Rapor İstanbul ve Ankara'da basına açıklandı. Ben İstanbul'daki toplantıya gittim. Zihin açıcı konuşmalar ve tartışmalar oldu. (Kalp ameliyatı geçiren Tarhan Bey maalesef gelemedi.)
Başbakan Erdoğan seçim kanunuyla ilgili şıklar sunduğunda... En katılımcı alternatifin Dar Bölge olduğunu yazmıştım. Ayrıca seçim iki turlu yapılacaktı ki o bölgede yüzde 51'in isteği tam olarak ortaya çıksın.
Tabii her sistemin olumsuz yanları var... Rapordan ve konuşmalardan hareketle bir örnek vereyim:
Dar Bölge sistemi, Türkiye'nin en büyük sorunlarından biri olan merkeziyetçiliği azaltıp yerel siyaseti güçlendiriyor... Seçmen ile siyasetçi ilişkisini yüz yüze hale getiriyor.
Ne güzel değil mi? O çok yakınılan baraj da olmadığına göre, hemen İki Turlu Dar Bölge'ye geçelim. Gayet demokratik bir ülke olalım. Ama kazın ayağı öyle değil:
1) Bu sistemde, bazı küçük partiler, daha da küçülüyor veya siliniyor (örneğin MHP)...

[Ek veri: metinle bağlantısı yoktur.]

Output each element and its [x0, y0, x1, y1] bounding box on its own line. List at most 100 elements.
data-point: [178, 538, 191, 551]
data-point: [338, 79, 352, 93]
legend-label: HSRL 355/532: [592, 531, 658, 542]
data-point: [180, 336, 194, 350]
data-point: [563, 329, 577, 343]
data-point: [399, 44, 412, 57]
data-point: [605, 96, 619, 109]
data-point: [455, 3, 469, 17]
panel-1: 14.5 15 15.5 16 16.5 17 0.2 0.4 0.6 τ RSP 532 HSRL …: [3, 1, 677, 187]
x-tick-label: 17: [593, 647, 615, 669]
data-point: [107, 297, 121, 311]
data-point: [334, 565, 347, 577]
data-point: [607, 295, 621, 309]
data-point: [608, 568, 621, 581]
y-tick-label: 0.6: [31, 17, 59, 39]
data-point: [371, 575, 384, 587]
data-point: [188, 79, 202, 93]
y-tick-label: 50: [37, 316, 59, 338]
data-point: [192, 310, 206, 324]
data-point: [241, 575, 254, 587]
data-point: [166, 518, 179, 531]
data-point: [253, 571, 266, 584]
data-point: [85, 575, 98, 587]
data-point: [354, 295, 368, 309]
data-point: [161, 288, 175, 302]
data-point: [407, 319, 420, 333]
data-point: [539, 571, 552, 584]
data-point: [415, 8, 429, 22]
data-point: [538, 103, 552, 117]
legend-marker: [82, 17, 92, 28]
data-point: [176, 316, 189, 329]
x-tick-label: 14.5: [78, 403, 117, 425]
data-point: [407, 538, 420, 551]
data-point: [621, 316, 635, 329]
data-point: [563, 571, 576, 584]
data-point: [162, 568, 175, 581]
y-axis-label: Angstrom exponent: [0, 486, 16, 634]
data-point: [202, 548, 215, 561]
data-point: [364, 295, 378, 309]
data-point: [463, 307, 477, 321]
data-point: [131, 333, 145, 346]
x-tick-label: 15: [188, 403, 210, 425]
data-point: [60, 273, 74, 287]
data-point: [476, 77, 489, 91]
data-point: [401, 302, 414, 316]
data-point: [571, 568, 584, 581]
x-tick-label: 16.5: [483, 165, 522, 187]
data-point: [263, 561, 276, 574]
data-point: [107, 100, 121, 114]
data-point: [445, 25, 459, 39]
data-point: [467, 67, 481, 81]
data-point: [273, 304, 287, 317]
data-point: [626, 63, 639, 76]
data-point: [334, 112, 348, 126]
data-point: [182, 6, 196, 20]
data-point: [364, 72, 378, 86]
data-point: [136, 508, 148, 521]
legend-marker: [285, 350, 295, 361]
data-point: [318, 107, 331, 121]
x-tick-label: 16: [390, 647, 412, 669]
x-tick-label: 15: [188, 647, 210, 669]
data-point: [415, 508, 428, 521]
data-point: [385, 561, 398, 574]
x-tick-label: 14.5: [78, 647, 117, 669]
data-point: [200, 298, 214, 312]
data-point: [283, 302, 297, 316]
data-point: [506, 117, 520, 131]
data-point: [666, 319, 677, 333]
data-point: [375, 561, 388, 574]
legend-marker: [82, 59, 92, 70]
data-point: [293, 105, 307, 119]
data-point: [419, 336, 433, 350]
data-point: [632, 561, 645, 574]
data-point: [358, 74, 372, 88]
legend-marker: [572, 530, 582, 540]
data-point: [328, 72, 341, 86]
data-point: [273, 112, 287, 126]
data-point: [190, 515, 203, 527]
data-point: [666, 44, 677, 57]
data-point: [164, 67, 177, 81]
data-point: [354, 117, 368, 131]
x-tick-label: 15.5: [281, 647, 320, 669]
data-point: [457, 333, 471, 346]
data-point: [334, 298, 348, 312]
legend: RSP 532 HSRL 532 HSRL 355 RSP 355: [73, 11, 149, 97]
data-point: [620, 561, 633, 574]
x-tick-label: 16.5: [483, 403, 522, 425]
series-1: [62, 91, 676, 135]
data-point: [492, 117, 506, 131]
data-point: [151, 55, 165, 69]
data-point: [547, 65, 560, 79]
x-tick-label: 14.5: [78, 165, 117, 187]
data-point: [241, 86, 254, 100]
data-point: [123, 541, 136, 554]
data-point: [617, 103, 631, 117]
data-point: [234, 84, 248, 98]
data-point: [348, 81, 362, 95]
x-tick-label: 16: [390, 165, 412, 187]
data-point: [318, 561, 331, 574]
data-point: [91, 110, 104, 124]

2) Paralı ve nüfuzlu kişiler seçiliyor. Parti başkanıyla çalışacak uzmanlar veya azınlıkta kalanların sesini duyuracak nitelikli kişiler (örneğin görme engelliler) Meclis dışında kalıyor.
3) Erkek egemen toplum, kadınları saf dışı bırakıyor. Nüfusun yüzde 50'sini oluşturan kadınlar, bu sistemde şimdiki kadar bile seçilemiyor.
Zaten bu yüzden, Dar Bölge yanlıları aynı anda mesela 100 kişilik Türkiye Milletvekilliğini de öneriyor ki yukarıda bazılarını saydığım olumsuzluklar aşılsın.
Seçim Sistemi önemli konu... Önümüzdeki günlerde devam edelim.